Data Needs to be factorized
WeeklyLab8$FocusGroup <- factor(WeeklyLab8$FocusGroup)
WeeklyLab8$Gender <- factor(WeeklyLab8$Gender)
WeeklyLab8$Version <- factor(WeeklyLab8$Gender)
WeeklyLab8$Version <- factor(WeeklyLab8$Version)
WeeklyLab8$Participant <-factor(WeeklyLab8$Participant)
Review Factored data set
str(WeeklyLab8)
## Classes 'tbl_df', 'tbl' and 'data.frame': 154 obs. of 8 variables:
## $ Participant: Factor w/ 154 levels "1","2","3","4",..: 1 2 3 4 5 6 7 8 9 10 ...
## $ FocusGroup : Factor w/ 32 levels "1","2","3","4",..: 1 1 1 1 1 2 2 2 2 3 ...
## $ City : chr "PITT" "PITT" "PITT" "PITT" ...
## $ Age : num 20 57 63 42 51 48 58 63 19 29 ...
## $ Gender : Factor w/ 2 levels "0","1": 1 1 1 1 2 2 1 1 2 1 ...
## $ Income : num 56594 114612 63011 23596 85726 ...
## $ Version : Factor w/ 2 levels "0","1": 1 1 1 1 2 2 1 1 2 1 ...
## $ Rating : num 20.7 31.8 34.1 31.6 14.7 ...
plot(density(WeeklyLab8$Rating))
Graph reflects that data set is skewed
library(moments)
agostino.test(WeeklyLab8$Rating)
##
## D'Agostino skewness test
##
## data: WeeklyLab8$Rating
## skew = 0.41168, z = 2.10400, p-value = 0.03538
## alternative hypothesis: data have a skewness
Since Skewness is significatnt, it needs to be addressed.

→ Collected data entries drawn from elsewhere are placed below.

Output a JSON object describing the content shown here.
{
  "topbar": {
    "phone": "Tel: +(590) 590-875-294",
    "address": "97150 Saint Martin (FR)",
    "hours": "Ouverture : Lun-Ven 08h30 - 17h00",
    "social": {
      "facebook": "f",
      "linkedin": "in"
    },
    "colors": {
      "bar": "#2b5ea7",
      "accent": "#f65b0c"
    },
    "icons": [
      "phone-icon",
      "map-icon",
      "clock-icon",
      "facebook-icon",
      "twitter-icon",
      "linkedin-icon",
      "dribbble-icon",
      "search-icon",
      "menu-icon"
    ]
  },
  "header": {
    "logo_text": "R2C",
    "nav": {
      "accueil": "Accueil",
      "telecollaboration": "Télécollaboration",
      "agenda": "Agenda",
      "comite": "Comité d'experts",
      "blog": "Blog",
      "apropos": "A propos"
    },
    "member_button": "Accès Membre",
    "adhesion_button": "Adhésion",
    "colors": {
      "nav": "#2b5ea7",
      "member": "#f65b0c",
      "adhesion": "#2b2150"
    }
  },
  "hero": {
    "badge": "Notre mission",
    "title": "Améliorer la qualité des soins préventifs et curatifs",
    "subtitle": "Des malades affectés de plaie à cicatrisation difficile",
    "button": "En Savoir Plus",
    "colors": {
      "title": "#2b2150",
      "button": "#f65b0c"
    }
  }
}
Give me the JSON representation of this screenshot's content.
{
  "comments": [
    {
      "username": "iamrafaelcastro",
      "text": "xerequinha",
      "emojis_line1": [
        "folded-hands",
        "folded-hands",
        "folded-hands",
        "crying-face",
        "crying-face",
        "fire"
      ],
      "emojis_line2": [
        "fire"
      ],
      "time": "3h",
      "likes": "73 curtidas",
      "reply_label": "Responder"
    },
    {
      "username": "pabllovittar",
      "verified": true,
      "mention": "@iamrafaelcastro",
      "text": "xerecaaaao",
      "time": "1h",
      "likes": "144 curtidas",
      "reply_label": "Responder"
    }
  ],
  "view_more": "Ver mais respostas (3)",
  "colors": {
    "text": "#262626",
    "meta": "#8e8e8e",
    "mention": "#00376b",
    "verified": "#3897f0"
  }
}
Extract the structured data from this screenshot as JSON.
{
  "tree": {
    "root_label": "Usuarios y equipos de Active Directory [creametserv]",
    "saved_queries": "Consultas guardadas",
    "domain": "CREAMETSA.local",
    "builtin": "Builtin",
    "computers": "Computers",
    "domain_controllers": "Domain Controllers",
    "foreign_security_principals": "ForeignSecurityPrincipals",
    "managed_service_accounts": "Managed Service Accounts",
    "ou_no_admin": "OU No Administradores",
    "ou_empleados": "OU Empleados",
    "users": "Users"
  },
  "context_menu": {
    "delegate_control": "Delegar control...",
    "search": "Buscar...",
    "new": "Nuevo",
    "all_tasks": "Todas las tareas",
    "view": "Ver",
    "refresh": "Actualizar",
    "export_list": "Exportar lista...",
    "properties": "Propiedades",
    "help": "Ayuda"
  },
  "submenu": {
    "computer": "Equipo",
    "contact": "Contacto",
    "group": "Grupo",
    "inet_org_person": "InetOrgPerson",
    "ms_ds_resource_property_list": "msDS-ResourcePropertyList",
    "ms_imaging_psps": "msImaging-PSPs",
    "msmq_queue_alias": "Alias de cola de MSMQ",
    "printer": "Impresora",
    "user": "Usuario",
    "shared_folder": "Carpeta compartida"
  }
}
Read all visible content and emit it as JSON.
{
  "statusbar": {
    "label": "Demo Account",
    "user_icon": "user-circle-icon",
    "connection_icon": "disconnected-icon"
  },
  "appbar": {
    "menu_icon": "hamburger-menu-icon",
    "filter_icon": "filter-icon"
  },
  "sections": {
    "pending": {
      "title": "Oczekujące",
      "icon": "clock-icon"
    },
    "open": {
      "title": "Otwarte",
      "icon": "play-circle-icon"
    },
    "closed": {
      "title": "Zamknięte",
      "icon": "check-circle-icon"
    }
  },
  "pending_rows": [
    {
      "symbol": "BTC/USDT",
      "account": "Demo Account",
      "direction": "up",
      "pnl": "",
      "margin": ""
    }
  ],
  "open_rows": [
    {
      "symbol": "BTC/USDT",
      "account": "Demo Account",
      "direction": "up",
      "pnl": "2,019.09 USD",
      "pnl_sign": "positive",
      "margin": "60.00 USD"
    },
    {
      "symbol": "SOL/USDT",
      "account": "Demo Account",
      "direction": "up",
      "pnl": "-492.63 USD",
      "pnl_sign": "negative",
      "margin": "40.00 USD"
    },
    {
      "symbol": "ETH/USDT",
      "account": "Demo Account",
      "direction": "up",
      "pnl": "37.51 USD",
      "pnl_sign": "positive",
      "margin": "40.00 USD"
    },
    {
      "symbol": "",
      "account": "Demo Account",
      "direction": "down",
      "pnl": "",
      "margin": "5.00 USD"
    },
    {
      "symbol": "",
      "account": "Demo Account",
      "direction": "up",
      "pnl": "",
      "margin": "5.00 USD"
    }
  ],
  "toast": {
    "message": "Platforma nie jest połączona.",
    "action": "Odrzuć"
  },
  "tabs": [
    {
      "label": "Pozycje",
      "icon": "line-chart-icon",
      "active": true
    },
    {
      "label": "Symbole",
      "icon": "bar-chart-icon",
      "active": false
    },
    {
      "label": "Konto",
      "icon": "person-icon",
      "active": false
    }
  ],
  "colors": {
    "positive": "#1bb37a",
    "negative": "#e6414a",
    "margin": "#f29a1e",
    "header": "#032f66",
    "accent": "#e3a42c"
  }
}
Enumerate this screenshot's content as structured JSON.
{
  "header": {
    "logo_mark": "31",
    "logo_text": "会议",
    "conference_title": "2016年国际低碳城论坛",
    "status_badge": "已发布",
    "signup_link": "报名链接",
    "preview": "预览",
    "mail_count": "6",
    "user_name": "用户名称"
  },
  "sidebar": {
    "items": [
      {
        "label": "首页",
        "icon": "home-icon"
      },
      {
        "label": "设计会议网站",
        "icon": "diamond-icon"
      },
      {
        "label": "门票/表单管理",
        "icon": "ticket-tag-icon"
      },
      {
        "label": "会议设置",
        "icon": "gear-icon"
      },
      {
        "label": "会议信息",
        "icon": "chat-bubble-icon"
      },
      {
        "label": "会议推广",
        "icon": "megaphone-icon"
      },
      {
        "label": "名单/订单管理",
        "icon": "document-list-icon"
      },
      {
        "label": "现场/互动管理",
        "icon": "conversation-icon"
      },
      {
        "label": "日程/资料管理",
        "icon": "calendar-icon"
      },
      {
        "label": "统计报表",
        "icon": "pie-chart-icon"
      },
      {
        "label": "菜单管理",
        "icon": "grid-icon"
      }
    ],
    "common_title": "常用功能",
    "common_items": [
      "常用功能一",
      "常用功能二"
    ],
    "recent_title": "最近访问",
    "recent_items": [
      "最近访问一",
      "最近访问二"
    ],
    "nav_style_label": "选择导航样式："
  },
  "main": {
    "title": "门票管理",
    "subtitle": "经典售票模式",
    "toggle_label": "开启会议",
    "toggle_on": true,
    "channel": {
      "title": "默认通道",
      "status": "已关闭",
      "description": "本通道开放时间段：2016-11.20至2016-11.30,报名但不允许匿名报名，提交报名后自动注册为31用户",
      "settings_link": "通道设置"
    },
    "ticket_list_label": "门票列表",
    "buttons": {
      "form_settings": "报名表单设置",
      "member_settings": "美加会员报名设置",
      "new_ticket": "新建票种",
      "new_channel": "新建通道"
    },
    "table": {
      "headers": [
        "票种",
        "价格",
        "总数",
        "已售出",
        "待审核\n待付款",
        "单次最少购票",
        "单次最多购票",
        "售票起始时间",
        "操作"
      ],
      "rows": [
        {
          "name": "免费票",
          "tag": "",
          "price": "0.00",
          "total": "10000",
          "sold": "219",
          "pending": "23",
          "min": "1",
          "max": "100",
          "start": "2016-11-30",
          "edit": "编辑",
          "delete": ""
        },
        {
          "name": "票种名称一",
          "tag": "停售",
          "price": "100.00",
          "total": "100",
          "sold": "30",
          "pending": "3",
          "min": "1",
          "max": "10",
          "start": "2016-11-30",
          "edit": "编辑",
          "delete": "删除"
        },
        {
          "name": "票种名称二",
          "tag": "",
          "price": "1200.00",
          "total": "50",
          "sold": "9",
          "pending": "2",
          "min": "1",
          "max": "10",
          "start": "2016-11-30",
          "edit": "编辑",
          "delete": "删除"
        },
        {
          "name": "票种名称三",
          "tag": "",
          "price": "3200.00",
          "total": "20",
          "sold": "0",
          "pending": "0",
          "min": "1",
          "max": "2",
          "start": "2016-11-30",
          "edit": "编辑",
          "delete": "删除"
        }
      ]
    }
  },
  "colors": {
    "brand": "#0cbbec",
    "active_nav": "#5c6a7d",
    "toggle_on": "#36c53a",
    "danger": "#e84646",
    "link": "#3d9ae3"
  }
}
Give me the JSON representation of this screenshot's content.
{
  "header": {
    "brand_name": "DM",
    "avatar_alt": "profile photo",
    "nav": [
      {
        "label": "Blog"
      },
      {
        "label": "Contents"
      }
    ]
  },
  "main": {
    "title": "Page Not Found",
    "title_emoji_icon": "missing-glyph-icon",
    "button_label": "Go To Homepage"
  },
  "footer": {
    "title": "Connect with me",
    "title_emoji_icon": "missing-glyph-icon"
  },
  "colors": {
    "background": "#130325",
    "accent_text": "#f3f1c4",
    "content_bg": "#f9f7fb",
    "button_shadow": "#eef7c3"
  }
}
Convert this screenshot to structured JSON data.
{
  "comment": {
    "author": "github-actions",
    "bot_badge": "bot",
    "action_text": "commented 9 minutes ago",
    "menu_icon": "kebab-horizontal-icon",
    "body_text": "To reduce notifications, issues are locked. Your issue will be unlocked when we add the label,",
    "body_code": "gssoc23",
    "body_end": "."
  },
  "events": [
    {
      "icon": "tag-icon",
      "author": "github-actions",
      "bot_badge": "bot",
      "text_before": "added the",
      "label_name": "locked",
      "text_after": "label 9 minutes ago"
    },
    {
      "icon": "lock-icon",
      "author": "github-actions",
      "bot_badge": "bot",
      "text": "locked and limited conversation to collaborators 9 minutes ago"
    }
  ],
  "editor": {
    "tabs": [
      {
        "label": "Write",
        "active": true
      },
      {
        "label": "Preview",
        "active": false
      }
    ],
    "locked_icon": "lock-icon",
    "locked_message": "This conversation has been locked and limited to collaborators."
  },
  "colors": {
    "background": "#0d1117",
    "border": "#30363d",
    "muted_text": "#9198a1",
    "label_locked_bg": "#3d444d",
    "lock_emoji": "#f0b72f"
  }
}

agostino.test(log(WeeklyLab8$Rating))
##
## D'Agostino skewness test
##
## data: log(WeeklyLab8$Rating)
## skew = -1.3295, z = -5.5791, p-value = 2.417e-08
## alternative hypothesis: data have a skewness
agostino.test(log(WeeklyLab8$Rating+20))
##
## D'Agostino skewness test
##
## data: log(WeeklyLab8$Rating + 20)
## skew = -0.38009, z = -1.95170, p-value = 0.05097
## alternative hypothesis: data have a skewness
agostino.test(log(WeeklyLab8$Rating+40))
##
## D'Agostino skewness test
##
## data: log(WeeklyLab8$Rating + 40)
## skew = -0.15701, z = -0.82595, p-value = 0.4088
## alternative hypothesis: data have a skewness
agostino.test(log(WeeklyLab8$Rating+60))
##
## D'Agostino skewness test
##
## data: log(WeeklyLab8$Rating + 60)
## skew = -0.038325, z = -0.202620, p-value = 0.8394
## alternative hypothesis: data have a skewness
agostino.test(log(WeeklyLab8$Rating+80))
##
## D'Agostino skewness test
##
## data: log(WeeklyLab8$Rating + 80)
## skew = 0.03755, z = 0.19852, p-value = 0.8426
## alternative hypothesis: data have a skewness
Skwenewss is too much
agostino.test(log(WeeklyLab8$Rating+70))
##
## D'Agostino skewness test
##
## data: log(WeeklyLab8$Rating + 70)
## skew = 0.0032933, z = 0.0174170, p-value = 0.9861
## alternative hypothesis: data have a skewness
plot(density(log(WeeklyLab8$Rating+70)))
The graph can show that data is better evenly distributed.